Friday, October 24, 2008

We were warned in February 2006...why did we not act?

On Sunday, February 05, 2006, when some US media commentators began thinking about their own economy, Why The Economy Is A Lot Stronger Than You Think, I challenged their perspective:

"...Are we measuring the right aspects of our individual economies?"
The commentators were talking about missing data...I was talking about measuring the right things...measuring behaviours not activity.
Twenty months later the same problem has reared its very ugly head again...in the form of the current global financial mayhem.

Because of our personal short-term financial hells, many of us have been blinded to the core issue - the behaviours that have caused the problem - instead focusing on our perceived losses.
Former US Federal Reserved Chairman Greenspan said (October 23) that he had made a "mistake" in believing that banks in operating in their self-interest would be sufficient to protect their shareholders and the equity in their institutions.

Greenspan called this "a flaw in the model that I perceived is the critical functioning structure that defines how the world works."

Greenspan seems to have been unaware that the world is made up of humans. Countries are collections of humans in the same space, Teams are groups of humans with a supposed common interest (though we doubt this when they lose).

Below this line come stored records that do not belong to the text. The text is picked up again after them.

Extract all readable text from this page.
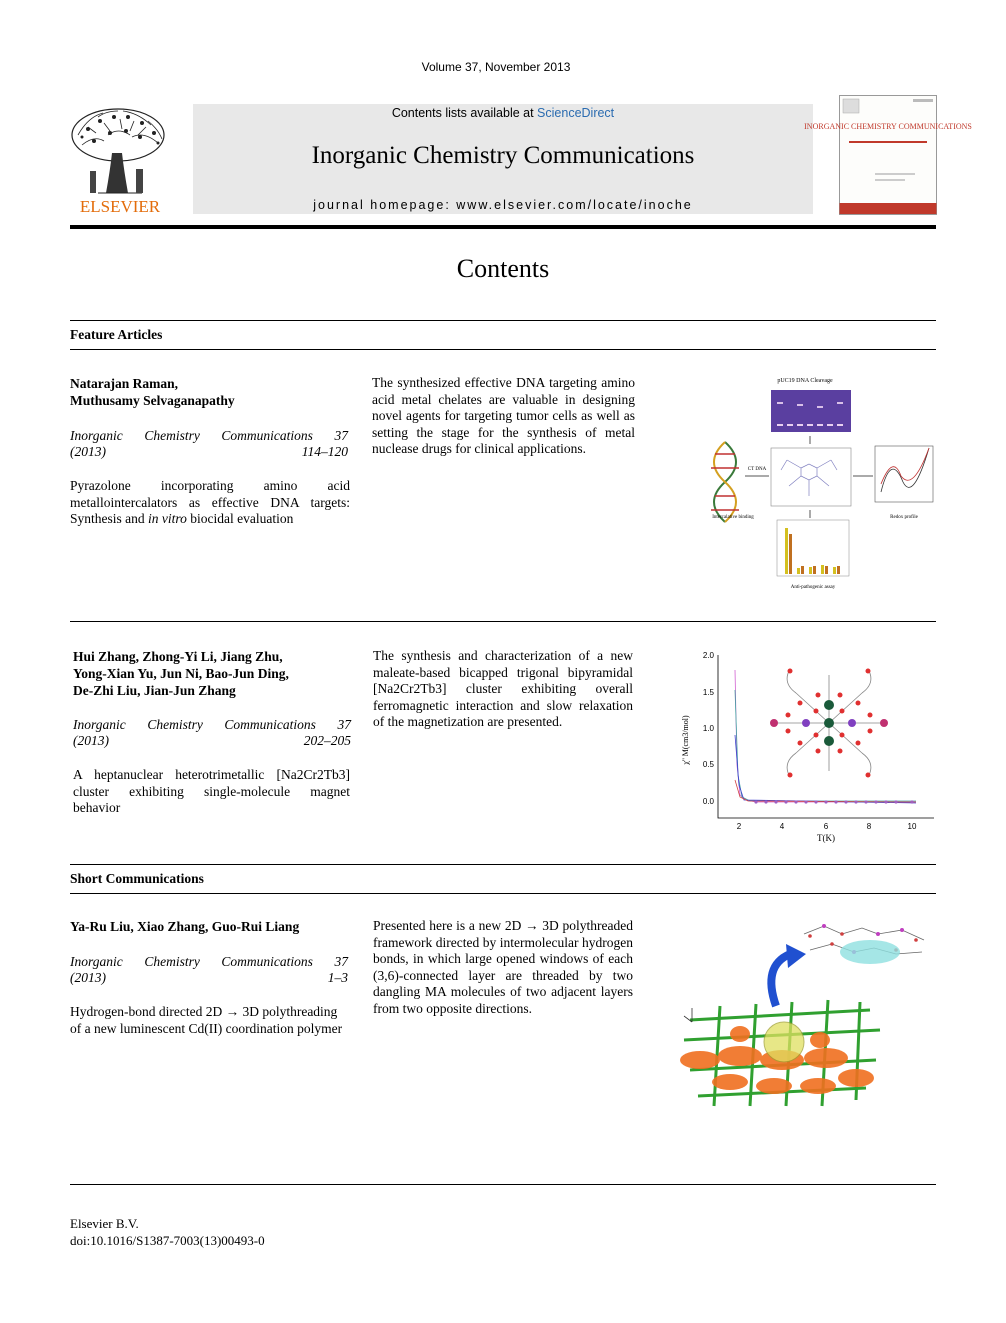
Volume 37, November 2013
ELSEVIER
Contents lists available at ScienceDirect
Inorganic Chemistry Communications
journal homepage: www.elsevier.com/locate/inoche
INORGANIC CHEMISTRY COMMUNICATIONS
Contents
Feature Articles
Natarajan Raman,
Muthusamy Selvaganapathy
Inorganic Chemistry Communications 37
(2013) 114–120
Pyrazolone incorporating amino acid metallointercalators as effective DNA targets: Synthesis and in vitro biocidal evaluation
The synthesized effective DNA targeting amino acid metal chelates are valuable in designing novel agents for targeting tumor cells as well as setting the stage for the synthesis of metal nuclease drugs for clinical applications.
pUC19 DNA Cleavage
CT DNA
Intercalative binding	Redox profile
Anti-pathogenic assay
Hui Zhang, Zhong-Yi Li, Jiang Zhu,
Yong-Xian Yu, Jun Ni, Bao-Jun Ding,
De-Zhi Liu, Jian-Jun Zhang
Inorganic Chemistry Communications 37
(2013) 202–205
A heptanuclear heterotrimetallic [Na2Cr2Tb3] cluster exhibiting single-molecule magnet behavior
The synthesis and characterization of a new maleate-based bicapped trigonal bipyramidal [Na2Cr2Tb3] cluster exhibiting overall ferromagnetic interaction and slow relaxation of the magnetization are presented.
0.0
0.5
1.0
1.5
2.0
2	4	6	8	10
T(K)
χ'' M(cm3/mol)
Short Communications
Ya-Ru Liu, Xiao Zhang, Guo-Rui Liang
Inorganic Chemistry Communications 37
(2013) 1–3
Hydrogen-bond directed 2D → 3D polythreading
of a new luminescent Cd(II) coordination polymer
Presented here is a new 2D → 3D polythreaded framework directed by intermolecular hydrogen bonds, in which large opened windows of each (3,6)-connected layer are threaded by two dangling MA molecules of two adjacent layers from two opposite directions.
Elsevier B.V.
doi:10.1016/S1387-7003(13)00493-0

Banks are structures employing humans with particular and common personal interests.
When we incentivise those humans in the banks with personal gain targets (otherwise known as bonuses and commissions) what do we expect will happen? That they will think of the national interest?
Any performance professional worth their salt will tell you that it is the aspects of a role that are measured that will drive the performance of the individual concerned. If we measure the profit the bank makes from the activities of an individual, in order that the bank can share that profit with them, guess what is going to happen?
Recapitalising, or offering guarantees, might stop the bleeding. It is only by changing the model that we can be sure the same problem will not occur again in the future.